Opaque result type question

mackoj · 2020-02-04T15:43:45.845Z

Hi,

Why the first part work and not the second ?

import SwiftUI

// Why does this works

enum Blueprint {
  case boeing747
  case concorde
}

protocol Plane { }
struct Boeing747: Plane { }
struct Concorde: Plane { }

func factory(_ blueprint : Blueprint) -> some Plane {
  return Boeing747()
}

// And this does not work ?

enum Screen {
  case homepage
  case setting
  case loggin
}

struct HomePage: View { var body: some View { Text("Homepage") } }
struct Setting: View { var body: some View { Text("Setting") } }
struct Loggin: View { var body: some View { Text("Loggin") } }


func screenBuilder(_ screen : Screen) -> some View {
  switch screen {
  case .homepage:
    return HomePage()
  default: break
  }
  return Text("Not Implemented")
}

I don't understand why I have this error.

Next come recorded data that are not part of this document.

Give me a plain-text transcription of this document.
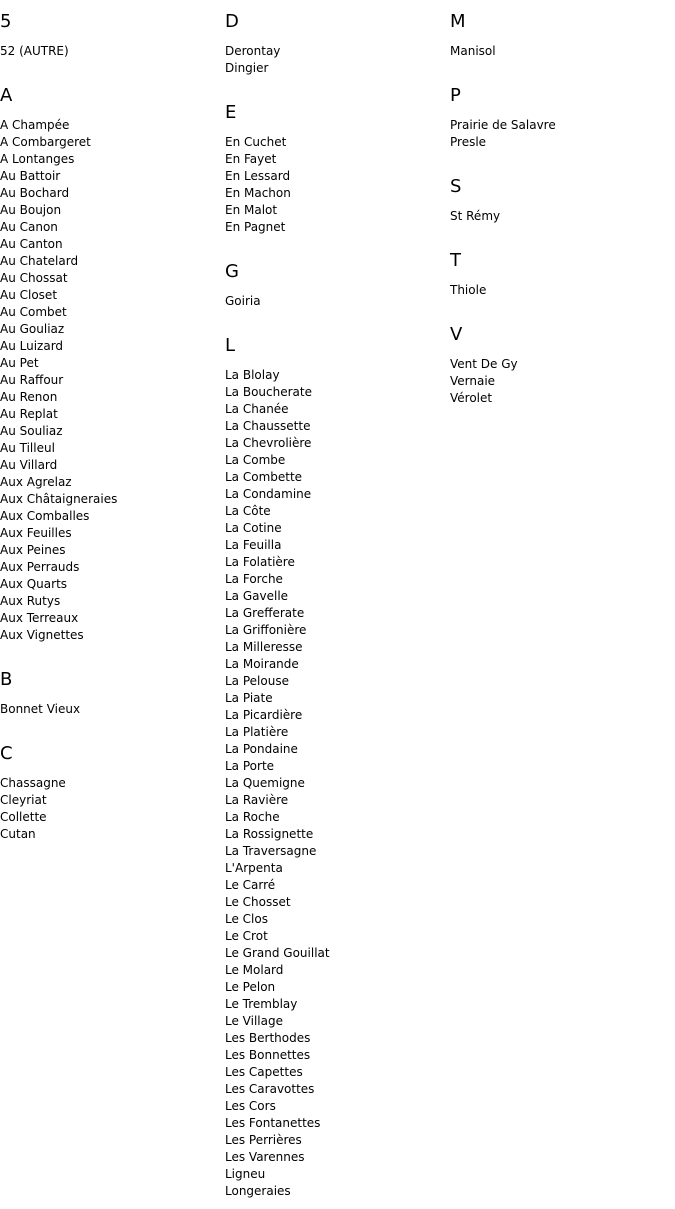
5
52 (AUTRE)
A
A Champée
A Combargeret
A Lontanges
Au Battoir
Au Bochard
Au Boujon
Au Canon
Au Canton
Au Chatelard
Au Chossat
Au Closet
Au Combet
Au Gouliaz
Au Luizard
Au Pet
Au Raffour
Au Renon
Au Replat
Au Souliaz
Au Tilleul
Au Villard
Aux Agrelaz
Aux Châtaigneraies
Aux Comballes
Aux Feuilles
Aux Peines
Aux Perrauds
Aux Quarts
Aux Rutys
Aux Terreaux
Aux Vignettes
B
Bonnet Vieux
C
Chassagne
Cleyriat
Collette
Cutan
D
Derontay
Dingier
E
En Cuchet
En Fayet
En Lessard
En Machon
En Malot
En Pagnet
G
Goiria
L
La Blolay
La Boucherate
La Chanée
La Chaussette
La Chevrolière
La Combe
La Combette
La Condamine
La Côte
La Cotine
La Feuilla
La Folatière
La Forche
La Gavelle
La Grefferate
La Griffonière
La Milleresse
La Moirande
La Pelouse
La Piate
La Picardière
La Platière
La Pondaine
La Porte
La Quemigne
La Ravière
La Roche
La Rossignette
La Traversagne
L'Arpenta
Le Carré
Le Chosset
Le Clos
Le Crot
Le Grand Gouillat
Le Molard
Le Pelon
Le Tremblay
Le Village
Les Berthodes
Les Bonnettes
Les Capettes
Les Caravottes
Les Cors
Les Fontanettes
Les Perrières
Les Varennes
Ligneu
Longeraies
M
Manisol
P
Prairie de Salavre
Presle
S
St Rémy
T
Thiole
V
Vent De Gy
Vernaie
Vérolet
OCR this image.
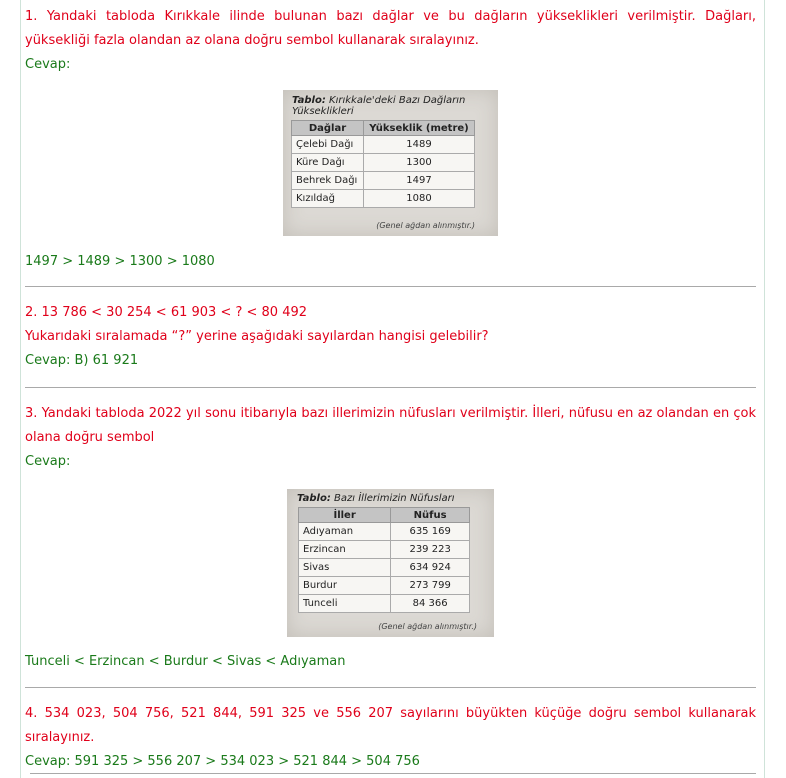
1. Yandaki tabloda Kırıkkale ilinde bulunan bazı dağlar ve bu dağların yükseklikleri verilmiştir. Dağları, yüksekliği fazla olandan az olana doğru sembol kullanarak sıralayınız.
Cevap:
Tablo: Kırıkkale'deki Bazı Dağların Yükseklikleri
Dağlar	Yükseklik (metre)
Çelebi Dağı	1489
Küre Dağı	1300
Behrek Dağı	1497
Kızıldağ	1080
(Genel ağdan alınmıştır.)
1497 > 1489 > 1300 > 1080
2. 13 786 < 30 254 < 61 903 < ? < 80 492
Yukarıdaki sıralamada “?” yerine aşağıdaki sayılardan hangisi gelebilir?
Cevap: B) 61 921
3. Yandaki tabloda 2022 yıl sonu itibarıyla bazı illerimizin nüfusları verilmiştir. İlleri, nüfusu en az olandan en çok olana doğru sembol
Cevap:
Tablo: Bazı İllerimizin Nüfusları
İller	Nüfus
Adıyaman	635 169
Erzincan	239 223
Sivas	634 924
Burdur	273 799
Tunceli	84 366
(Genel ağdan alınmıştır.)
Tunceli < Erzincan < Burdur < Sivas < Adıyaman
4. 534 023, 504 756, 521 844, 591 325 ve 556 207 sayılarını büyükten küçüğe doğru sembol kullanarak sıralayınız.
Cevap: 591 325 > 556 207 > 534 023 > 521 844 > 504 756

error: SwiftUIRouter.playground:37:6: error: function declares an opaque return type, but the return statements in its body do not have matching underlying types
func screenBuilder(_ screen : Screen) -> some View {
     ^

SwiftUIRouter.playground:40:12: note: return statement has underlying type 'HomePage'
    return HomePage()
           ^

SwiftUIRouter.playground:43:10: note: return statement has underlying type 'Text'
  return Text("Not Implemented")

Alejandro · 2020-02-04T15:47:47.805Z

You’re returning two different types of Views, only 1 type of View can be returned.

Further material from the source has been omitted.